The individual mandate for Americans to purchase insurance in a Senate health bill may be unconstitutional, one Republican lawmaker suggested Tuesday.

Rep. Phil Gingrey (R-Ga.) suggested that the provision in the Senate Finance Committee's bill requiring individuals to have health insurance much like they are often required to have auto insurance would not pass constitutional muster.

"I'm very much opposed to the individual mandate," Gingrey told "Dateline Washington," a conservative news radio program. "I frankly think it's unconstitutional to force people not only to purchase health insurance, but tell them what type of health insurance that they can purchase."

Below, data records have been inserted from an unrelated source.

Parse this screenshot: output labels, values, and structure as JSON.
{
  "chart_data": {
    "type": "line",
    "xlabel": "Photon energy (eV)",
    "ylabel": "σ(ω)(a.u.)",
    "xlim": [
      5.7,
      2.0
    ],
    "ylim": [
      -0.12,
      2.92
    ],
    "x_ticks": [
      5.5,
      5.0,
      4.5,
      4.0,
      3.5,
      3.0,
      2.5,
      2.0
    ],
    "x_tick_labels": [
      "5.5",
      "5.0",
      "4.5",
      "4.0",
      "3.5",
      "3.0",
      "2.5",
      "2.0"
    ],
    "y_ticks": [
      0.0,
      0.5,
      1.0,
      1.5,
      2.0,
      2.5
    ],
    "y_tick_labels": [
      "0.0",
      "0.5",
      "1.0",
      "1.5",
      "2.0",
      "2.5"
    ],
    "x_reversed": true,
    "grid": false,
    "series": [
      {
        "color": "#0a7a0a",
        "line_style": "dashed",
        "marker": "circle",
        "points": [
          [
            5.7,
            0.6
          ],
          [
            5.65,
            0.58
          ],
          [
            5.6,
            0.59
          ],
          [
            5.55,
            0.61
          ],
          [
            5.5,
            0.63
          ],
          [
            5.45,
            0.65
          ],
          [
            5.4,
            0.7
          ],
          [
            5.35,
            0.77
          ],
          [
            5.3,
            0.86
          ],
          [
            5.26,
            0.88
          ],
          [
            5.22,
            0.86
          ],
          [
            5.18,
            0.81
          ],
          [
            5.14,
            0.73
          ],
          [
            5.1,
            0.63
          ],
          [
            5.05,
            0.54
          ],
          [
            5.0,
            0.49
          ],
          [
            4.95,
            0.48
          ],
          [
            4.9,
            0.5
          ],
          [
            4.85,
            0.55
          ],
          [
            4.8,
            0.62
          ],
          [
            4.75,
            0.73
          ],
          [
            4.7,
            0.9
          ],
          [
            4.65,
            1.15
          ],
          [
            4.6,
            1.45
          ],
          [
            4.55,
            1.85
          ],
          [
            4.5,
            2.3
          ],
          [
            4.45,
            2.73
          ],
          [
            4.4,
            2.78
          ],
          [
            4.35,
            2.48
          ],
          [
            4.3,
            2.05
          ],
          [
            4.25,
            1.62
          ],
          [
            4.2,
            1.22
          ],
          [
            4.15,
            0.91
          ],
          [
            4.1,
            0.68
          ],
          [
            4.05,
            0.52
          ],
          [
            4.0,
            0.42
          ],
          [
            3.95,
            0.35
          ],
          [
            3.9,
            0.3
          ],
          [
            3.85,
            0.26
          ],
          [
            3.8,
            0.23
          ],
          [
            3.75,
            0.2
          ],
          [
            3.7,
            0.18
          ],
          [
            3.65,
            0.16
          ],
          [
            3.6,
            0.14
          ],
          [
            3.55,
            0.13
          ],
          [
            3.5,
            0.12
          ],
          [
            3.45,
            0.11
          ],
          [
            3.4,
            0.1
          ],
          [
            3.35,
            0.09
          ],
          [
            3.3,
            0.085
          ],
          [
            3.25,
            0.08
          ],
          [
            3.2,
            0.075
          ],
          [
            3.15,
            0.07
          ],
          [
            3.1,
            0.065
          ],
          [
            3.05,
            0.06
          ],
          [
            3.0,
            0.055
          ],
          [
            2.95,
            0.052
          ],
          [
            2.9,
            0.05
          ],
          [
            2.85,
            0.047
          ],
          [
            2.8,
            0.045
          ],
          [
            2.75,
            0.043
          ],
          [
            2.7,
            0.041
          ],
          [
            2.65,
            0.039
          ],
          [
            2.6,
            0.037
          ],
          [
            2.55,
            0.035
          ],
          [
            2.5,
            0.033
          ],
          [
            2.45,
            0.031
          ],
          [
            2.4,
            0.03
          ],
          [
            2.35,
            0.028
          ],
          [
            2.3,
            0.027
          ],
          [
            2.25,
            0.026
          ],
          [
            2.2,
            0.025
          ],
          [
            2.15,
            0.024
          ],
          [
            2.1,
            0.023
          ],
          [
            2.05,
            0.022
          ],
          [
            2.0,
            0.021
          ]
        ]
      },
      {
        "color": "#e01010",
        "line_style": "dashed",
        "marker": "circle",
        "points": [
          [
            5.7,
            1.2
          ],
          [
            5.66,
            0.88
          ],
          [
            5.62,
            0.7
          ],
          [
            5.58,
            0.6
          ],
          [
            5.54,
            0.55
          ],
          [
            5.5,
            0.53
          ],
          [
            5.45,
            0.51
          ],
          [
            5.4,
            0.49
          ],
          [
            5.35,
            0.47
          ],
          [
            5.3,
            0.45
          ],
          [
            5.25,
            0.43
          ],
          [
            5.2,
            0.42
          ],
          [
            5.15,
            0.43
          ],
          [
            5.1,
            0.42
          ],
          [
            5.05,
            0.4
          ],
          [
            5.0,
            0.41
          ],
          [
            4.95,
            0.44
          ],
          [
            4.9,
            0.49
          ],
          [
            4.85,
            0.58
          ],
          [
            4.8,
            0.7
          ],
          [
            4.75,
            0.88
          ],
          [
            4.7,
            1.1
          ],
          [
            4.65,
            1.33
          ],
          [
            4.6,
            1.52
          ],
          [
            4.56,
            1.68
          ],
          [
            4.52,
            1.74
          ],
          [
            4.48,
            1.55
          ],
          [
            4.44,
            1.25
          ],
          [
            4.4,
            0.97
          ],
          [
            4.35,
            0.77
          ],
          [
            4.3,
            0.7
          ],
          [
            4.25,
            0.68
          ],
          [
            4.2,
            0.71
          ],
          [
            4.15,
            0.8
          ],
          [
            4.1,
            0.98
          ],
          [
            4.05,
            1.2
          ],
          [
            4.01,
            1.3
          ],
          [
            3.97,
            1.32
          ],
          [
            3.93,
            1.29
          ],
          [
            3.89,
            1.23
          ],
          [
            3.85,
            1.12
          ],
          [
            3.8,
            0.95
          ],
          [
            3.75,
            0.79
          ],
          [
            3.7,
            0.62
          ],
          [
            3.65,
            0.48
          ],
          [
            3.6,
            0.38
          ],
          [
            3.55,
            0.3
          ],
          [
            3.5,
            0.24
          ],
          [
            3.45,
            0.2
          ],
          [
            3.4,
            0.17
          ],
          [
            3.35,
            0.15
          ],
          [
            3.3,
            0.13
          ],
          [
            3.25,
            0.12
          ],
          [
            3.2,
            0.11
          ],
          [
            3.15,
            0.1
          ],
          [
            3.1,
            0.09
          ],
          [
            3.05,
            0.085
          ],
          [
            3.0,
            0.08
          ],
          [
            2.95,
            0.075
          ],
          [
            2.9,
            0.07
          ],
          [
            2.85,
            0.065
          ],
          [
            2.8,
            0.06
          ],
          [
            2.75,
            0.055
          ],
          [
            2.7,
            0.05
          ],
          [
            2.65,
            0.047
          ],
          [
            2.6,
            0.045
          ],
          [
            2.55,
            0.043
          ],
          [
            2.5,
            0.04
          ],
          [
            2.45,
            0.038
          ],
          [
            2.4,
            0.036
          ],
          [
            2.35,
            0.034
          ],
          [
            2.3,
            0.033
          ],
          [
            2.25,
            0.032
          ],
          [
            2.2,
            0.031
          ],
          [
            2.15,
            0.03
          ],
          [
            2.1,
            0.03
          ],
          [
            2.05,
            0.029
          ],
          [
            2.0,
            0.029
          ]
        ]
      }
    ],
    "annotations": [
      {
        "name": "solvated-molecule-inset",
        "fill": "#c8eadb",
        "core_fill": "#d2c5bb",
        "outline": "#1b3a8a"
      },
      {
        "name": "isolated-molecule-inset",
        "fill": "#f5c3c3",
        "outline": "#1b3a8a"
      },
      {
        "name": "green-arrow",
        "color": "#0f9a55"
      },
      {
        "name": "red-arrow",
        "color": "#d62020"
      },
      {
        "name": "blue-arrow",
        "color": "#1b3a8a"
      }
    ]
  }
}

Gingrey picked up on an argument made by two Republican lawyers made in the Washington Post late last month arguing that, under a strict interpretation of the Constitution, the Congress lacks the power to require individuals to buy health insurance.

The Georgia Republican said that the provision, along with the public (or "government-run") option were "deal-killers" for him. He suggested that it is "the American way" for individuals, particularly young workers, to choose to pay-as-they-go on healthcare if they so choose.

Gingrey did predict, though, that the public option would be stripped from health legislation in order to take political pressure off of President Barack Obama.

"He's spent a lot of political capital here, and they'll probably strip out the public option, and by the time it comes before us, it will be without a public option," Gingrey said.